Заключенные подхватили мертвое тело, спотыкаясь и давясь в узком проходе, вынесли наружу.

– Сергеев! – окликнул бригадира Самохин. – Дайка сюда ножичек. Сам же говоришь – не положено.

– Вот так всегда… – вздохнул зэк, – сделаешь доброе дело, а после еще и виноватым окажешься. Чем же я сало резать буду?

– Откусишь… – пренебрежительно махнул рукой, пряча в карман изъятый нож, Самохин. – Вон у тебя пасть-то какая! Прямо людоед, а не советский заключенный…

– Ну вы скажете… Га-га-га! – заржал польщенный шуткой майора бригадир. – Вот вставлю фиксы рандолевые – все девки на воле мои будут!

– Красавец! – одобрительно поддакнул Самохин.

– Куда тащить-то? – нетерпеливо спросил кто-то из нянчивших покойника зэков. – В санчасть?

– На КПП пока, санчасть ему ни к чему. А вот тебе, если базарить много будешь, точно понадобится! – пригрозил Алексеев.

– Ишь, тяжелый какой! – не успокаивался разговорчивый зэк. – Говорят, что в тюрьме кормят плохо. А как нарежет хвоста – так не донесешь… Хоть бы чаю замутку, гражданин оперативник, за труды выдали!

– Во-во, – подхватил шутку Алексеев, – живете здесь, как в пионерском лагере. Жратвы от пуза, дрыхнете, не работаете ни хрена. Шайбы такие наели, что с места не сдвинешь… Тарасенко, дашь им потом пачку чая!

– Откель взять-то его, товарищ майор? Немае… Сам вторяки завариваю… – отозвался шагавший рядом прижимистый прапорщик.

– Давай, не куркулись! – прикрикнул веселый зэк. – А то расскажем гражданину майору, как вы с прапорщиком Чубом нашу дачку зашмонали. С бутылкой водки, чаем и салом! Водку выжрали, салом закусили, а чай в дежурке запарили.

– От врут, от врут, гады бесстыжие! – засуетился прапорщик, от которого, как почуял Самохин, явственно попахивало спиртным. – Ладно, найду я вам, оглоедам, трошки чая на замутку, а врать-то зачем?

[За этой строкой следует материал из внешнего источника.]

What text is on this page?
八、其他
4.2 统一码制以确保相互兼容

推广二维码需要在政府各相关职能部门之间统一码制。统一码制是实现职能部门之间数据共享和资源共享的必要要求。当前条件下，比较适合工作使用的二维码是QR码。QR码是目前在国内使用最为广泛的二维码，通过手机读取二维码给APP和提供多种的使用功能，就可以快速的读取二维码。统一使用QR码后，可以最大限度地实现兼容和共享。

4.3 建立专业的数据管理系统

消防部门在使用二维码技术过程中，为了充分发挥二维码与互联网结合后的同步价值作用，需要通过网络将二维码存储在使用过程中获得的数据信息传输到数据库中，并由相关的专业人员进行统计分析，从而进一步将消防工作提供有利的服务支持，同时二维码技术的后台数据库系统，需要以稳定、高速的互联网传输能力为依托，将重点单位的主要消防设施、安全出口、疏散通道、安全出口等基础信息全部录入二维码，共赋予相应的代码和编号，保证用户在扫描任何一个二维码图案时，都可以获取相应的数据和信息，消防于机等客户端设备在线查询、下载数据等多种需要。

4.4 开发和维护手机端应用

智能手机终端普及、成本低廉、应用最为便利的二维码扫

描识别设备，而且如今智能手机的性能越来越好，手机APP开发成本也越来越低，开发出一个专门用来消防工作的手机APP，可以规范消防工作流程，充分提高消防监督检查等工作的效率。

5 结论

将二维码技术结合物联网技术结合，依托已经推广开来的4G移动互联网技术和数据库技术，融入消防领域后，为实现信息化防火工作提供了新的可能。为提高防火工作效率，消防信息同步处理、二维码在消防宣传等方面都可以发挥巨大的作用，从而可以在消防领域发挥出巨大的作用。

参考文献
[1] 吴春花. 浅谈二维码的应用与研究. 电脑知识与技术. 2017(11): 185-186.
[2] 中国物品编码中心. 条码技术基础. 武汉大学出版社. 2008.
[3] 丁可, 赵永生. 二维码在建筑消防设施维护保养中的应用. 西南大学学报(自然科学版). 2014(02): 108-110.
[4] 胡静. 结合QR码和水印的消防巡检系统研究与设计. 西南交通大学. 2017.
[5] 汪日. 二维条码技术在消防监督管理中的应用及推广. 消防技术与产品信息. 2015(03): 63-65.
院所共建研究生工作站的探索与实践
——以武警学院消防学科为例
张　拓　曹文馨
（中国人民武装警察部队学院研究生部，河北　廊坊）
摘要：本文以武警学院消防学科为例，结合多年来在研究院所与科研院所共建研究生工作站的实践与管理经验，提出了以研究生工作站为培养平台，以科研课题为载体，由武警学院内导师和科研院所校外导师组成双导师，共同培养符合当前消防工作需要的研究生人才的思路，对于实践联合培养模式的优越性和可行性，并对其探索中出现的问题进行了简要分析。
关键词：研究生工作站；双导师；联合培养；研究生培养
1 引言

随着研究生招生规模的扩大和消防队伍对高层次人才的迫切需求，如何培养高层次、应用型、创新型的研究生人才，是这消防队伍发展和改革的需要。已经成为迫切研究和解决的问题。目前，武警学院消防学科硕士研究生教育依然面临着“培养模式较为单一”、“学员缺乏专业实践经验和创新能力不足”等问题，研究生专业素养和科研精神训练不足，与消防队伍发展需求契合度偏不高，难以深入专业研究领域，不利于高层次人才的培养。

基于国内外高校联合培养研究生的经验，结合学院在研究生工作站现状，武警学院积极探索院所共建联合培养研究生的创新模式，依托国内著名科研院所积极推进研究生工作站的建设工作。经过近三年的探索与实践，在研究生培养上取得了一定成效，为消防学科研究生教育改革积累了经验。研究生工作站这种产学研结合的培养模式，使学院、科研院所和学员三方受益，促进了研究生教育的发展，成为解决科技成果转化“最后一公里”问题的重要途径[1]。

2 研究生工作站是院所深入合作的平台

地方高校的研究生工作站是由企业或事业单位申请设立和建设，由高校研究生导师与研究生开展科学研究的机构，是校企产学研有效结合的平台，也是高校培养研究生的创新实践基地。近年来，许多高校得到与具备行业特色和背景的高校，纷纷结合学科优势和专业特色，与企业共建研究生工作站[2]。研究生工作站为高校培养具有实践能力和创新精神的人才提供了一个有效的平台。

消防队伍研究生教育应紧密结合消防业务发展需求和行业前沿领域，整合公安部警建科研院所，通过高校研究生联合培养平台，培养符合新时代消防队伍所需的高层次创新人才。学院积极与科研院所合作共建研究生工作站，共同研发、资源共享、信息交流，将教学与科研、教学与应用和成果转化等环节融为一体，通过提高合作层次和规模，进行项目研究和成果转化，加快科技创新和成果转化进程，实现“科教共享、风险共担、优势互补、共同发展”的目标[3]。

Спотыкаясь на колдобинах, с хрустом проваливаясь в примороженные лужи, балагуря и матерясь, зэки, наконец, донесли тело до вахты. Положили у порога на землю. Кто-то заботливо одернул на трупе задравшуюся телогрейку. Сапоги вместе с портянками свалились где-то в пути, и мертвый Булкин бесстрастно светил в зябкой темноте босыми ногами.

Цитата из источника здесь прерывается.